Tuesday, August 25, 2009

Big Jokes

Last night's tweets;

I held distant doors open for babies.
So my journey was kind of not in vain.
County's covered with miles of maybes.
My skull filled with a single useless brain.


Writing at strange coffee shops seems to help me get started on a new script sometimes, but last night I ended up just buying coffee. I had too many things I wanted to do with Chapter 33--every time I started to address one item, another part of me would freak out that I was maybe forgetting two of the others. The fact that I was weirdly groggy yesterday certainly didn't help.

Of course, when I wrote the script to-day, it came out having almost nothing to do with any of the items on my agenda. But it's a necessary series of events that I think will strengthen the narrative.

One of the things I really admire about Inglourious Basterds is its ability to switch easily between parody and drama without dissonance. Last night I was thinking about the very thin line between comedy and tragedy as I watched the Rifftrax of The Room, a fascinating independent film from 2003. I don't think I could get through it without the Rifftrax, but I can understand why it gets midnight showings and why people see it again and again. It's not just bad, it's bad in a way no other movie is bad.

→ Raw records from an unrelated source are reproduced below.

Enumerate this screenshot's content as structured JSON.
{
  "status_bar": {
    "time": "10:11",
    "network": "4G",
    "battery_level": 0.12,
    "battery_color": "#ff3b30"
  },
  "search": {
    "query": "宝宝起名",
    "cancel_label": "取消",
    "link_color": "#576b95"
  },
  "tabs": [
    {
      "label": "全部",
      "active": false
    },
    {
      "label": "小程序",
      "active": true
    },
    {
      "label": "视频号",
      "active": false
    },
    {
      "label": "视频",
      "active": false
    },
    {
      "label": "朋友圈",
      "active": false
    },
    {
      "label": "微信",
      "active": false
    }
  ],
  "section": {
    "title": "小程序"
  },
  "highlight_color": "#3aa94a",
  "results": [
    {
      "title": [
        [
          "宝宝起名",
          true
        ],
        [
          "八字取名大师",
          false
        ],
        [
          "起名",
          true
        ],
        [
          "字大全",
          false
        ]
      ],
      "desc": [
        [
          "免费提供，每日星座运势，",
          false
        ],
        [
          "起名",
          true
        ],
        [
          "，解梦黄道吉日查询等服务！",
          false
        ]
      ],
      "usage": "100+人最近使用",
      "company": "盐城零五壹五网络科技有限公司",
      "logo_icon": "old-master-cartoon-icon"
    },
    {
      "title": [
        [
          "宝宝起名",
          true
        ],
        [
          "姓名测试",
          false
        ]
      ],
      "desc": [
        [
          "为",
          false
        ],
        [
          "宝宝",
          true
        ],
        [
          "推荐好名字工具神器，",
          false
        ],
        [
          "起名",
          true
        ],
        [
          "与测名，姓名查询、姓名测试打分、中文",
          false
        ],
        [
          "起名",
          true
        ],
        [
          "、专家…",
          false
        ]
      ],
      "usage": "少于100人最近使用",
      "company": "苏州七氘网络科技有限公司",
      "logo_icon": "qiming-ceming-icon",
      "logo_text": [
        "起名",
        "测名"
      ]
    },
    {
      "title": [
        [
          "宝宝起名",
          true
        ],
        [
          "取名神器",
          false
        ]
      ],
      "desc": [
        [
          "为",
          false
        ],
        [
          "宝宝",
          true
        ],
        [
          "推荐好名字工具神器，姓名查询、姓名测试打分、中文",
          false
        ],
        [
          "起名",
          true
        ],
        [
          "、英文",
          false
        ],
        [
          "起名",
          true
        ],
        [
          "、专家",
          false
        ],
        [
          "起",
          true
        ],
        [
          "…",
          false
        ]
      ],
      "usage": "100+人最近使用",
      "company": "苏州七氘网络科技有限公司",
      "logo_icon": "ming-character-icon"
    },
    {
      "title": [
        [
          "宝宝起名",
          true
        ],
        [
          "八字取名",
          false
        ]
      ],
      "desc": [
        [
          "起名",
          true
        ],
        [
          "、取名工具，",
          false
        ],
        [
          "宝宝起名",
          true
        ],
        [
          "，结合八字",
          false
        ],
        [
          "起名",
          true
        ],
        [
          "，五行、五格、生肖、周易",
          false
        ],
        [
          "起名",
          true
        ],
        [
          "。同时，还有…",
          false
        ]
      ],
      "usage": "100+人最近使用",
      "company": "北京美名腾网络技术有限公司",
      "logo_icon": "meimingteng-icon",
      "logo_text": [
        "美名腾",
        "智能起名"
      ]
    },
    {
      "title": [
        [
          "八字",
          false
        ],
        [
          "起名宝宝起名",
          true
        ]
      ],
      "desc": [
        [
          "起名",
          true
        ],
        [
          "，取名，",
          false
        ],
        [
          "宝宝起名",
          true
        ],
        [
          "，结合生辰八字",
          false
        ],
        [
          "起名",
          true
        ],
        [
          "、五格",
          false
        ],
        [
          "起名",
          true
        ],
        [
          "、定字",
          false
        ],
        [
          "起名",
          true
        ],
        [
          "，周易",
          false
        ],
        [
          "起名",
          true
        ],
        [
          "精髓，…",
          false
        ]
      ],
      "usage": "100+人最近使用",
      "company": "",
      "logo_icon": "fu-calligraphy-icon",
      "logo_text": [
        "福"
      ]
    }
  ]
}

The film's auteur--writer, producer, director, and star, Tommy Wiseau--has spent some time trying to convince people that the movie was intended to be a comedy all along, but it's the unmistakably earnest quality that makes it so fascinating. Funded entirely by Wiseau, six million dollars out of his own pocket, the movie feels a bit like the faux suicide note of a self absorbed teenager, depicting Wiseau's character Johnny as a "wonderful man" whose girlfriend and best friend cheat on him with each other for vague and sometimes contradictory reasons. The plot is sort of astonishingly plain with characterisations that seem to come from someone who doesn't actually credit people other than himself with having a soul. As the love triangle drama the movie tries to be, it fails, but as an exploration of its director's own personality, it's actually quite illuminating. This movie is a singular artefact; it's what happens when someone who's not an artist has the absolute confidence he is one and the money to execute his project. Wiseau's a genuine, modern day Ed Wood. Almost a Werner Herzog character.



And so, ironically, it is a valuable piece of art. I suppose it's in line with Andy Warhol's fifteen minutes of fame idea--that any human being, regardless of whether or not he or she is an artist, is capable of submitting a valuable artistic contribution to the public discourse.

Apparently Tommy Wiseau guest starred on an episode of Tim and Eric Awesome Show, clips from which I watched to-day while I ate breakfast, and that sort of deadpan comedy seems to suit him well. Tim and Eric seems to find comedy in the realisation that what unites most of humanity is a fundamental creepiness and inadequacy. Which is I guess why it's funny in short doses but becomes increasingly depressing the more I watch it. I needed a chaser, which for me turned out to be YouTube footage of Tori Amos performing "Leather" live in 1994. Early Tori Amos is a cure somehow for the weight left on me by a Tim and Eric sketch that seemed to be about the common ugliness of affection. I guess, when you think about it, the two items were almost about the same thing, but it's comforting I can tell Amos feels about as unhappy about it as me. It's the fact that she seems to feel there can be something better, I think.